Full text: International trade

PREFACE 
THis volume is divided into three parts. Part I takes up the theory 
of international trade. It restates views commonly held, with some 
amplifications and corrections. Part II is directed to ascertaining 
how far the actual commerce between nations proceeds in accord with 
that theory — how far the abstract conclusions are verified in the 
observed phenomena. Part III examines the characteristics of inter- 
national trade between countries not having the same monetary 
standard; the previous Parts having been concerned with trade 
between countries having the same (gold) standard. 

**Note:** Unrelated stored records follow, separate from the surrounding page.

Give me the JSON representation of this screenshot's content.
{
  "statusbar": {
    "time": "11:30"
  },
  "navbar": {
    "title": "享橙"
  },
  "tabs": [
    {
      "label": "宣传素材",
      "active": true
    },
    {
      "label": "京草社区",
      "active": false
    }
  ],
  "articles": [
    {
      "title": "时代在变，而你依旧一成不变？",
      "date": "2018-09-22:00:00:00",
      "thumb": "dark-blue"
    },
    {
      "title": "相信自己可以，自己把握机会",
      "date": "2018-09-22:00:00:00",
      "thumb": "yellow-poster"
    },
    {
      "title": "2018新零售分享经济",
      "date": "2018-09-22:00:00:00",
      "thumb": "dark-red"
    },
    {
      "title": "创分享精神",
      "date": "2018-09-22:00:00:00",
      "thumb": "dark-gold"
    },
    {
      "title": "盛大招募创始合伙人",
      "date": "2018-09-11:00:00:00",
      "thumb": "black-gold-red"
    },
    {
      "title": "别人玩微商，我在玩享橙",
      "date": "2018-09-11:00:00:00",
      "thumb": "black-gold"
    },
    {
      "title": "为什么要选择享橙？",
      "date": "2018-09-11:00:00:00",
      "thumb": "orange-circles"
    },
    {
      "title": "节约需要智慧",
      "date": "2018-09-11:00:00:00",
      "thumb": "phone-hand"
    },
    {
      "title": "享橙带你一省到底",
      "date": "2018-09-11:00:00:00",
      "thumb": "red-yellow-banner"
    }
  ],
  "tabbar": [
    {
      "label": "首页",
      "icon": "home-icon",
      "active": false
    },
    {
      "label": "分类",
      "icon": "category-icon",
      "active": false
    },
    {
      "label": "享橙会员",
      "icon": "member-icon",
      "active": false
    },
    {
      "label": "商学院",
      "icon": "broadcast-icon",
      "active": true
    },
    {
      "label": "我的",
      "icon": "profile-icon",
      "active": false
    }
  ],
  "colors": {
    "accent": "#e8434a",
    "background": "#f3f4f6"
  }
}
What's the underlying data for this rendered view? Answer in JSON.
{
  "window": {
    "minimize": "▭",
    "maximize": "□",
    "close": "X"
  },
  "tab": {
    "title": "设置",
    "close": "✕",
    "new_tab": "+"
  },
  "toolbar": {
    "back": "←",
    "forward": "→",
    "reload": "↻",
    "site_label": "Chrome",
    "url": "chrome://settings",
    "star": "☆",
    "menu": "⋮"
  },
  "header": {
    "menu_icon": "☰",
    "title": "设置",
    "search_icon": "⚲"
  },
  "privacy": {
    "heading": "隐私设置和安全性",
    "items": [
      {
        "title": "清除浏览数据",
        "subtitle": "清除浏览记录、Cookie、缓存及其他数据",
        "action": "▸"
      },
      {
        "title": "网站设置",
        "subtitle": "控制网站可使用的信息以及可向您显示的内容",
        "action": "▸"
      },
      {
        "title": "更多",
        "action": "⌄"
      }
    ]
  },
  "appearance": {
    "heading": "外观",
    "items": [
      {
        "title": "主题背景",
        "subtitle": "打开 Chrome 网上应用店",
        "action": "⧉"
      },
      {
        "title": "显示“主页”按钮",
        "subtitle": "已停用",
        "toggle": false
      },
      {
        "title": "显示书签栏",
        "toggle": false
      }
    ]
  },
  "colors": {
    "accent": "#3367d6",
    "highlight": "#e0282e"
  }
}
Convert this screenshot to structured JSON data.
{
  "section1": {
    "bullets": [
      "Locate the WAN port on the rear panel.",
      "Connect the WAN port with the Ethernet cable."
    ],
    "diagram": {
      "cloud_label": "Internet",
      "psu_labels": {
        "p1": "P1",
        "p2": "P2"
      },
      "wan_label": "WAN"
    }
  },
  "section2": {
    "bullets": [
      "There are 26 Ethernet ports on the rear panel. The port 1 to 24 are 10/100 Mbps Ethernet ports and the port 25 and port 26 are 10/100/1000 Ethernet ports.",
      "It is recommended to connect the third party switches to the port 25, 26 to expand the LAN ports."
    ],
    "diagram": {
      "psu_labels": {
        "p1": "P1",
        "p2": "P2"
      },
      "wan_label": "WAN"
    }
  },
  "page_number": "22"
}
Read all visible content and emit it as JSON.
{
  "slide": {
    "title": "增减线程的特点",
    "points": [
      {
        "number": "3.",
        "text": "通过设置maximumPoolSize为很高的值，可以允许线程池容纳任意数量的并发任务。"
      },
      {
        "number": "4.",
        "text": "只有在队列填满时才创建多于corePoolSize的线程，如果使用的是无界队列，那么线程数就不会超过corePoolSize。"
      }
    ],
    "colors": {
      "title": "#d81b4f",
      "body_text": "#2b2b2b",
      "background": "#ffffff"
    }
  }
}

Part I follows in the main the lines of analysis and exposition which 
Ricardo initiated. The theorems are presented in a numerical form 
similar to that which he was the first to use. And not merely is 
Ricardo’s method of exposition followed ; the deduced conclusions are 
of the same kind as his. No part of that remarkable man’s work was 
more original than his brief but pregnant analysis of international 
trade, and none has dominated the course of subsequent discussion 
so largely. His loyal disciple, the younger Mill, began the task of 
supplementing and enlarging the Ricardian theory; subsequent 
writers have elaborated and refined still further; yet always — so far 
as they have done anything constructive, — on the same fundamental 
lines.! I cannot pretend to have made any contribution of large 
significance in this part of the field; tho I hope that something in the 
way of enrichment may be found. The task of preparing a systematic 
statement has led not merely to the repetition and elaboration of 
propositions well understood, but also to some conclusions which 
previous writers seem to have ignored. 
1 See the remarkable comments on the literature of the subject, both mathematical 
and non-mathematical, by Edgeworth, in his essays on International Values, 
printed in Volume 2 of his Collected Papers. Compare with this the rounded and 
searching treatment of the same literature, old and new, by Professor J. W. Angell, 
in his book on The Theory of International Prices, a book which unfortunately 
did not reach me until the text of the present volume had been completed.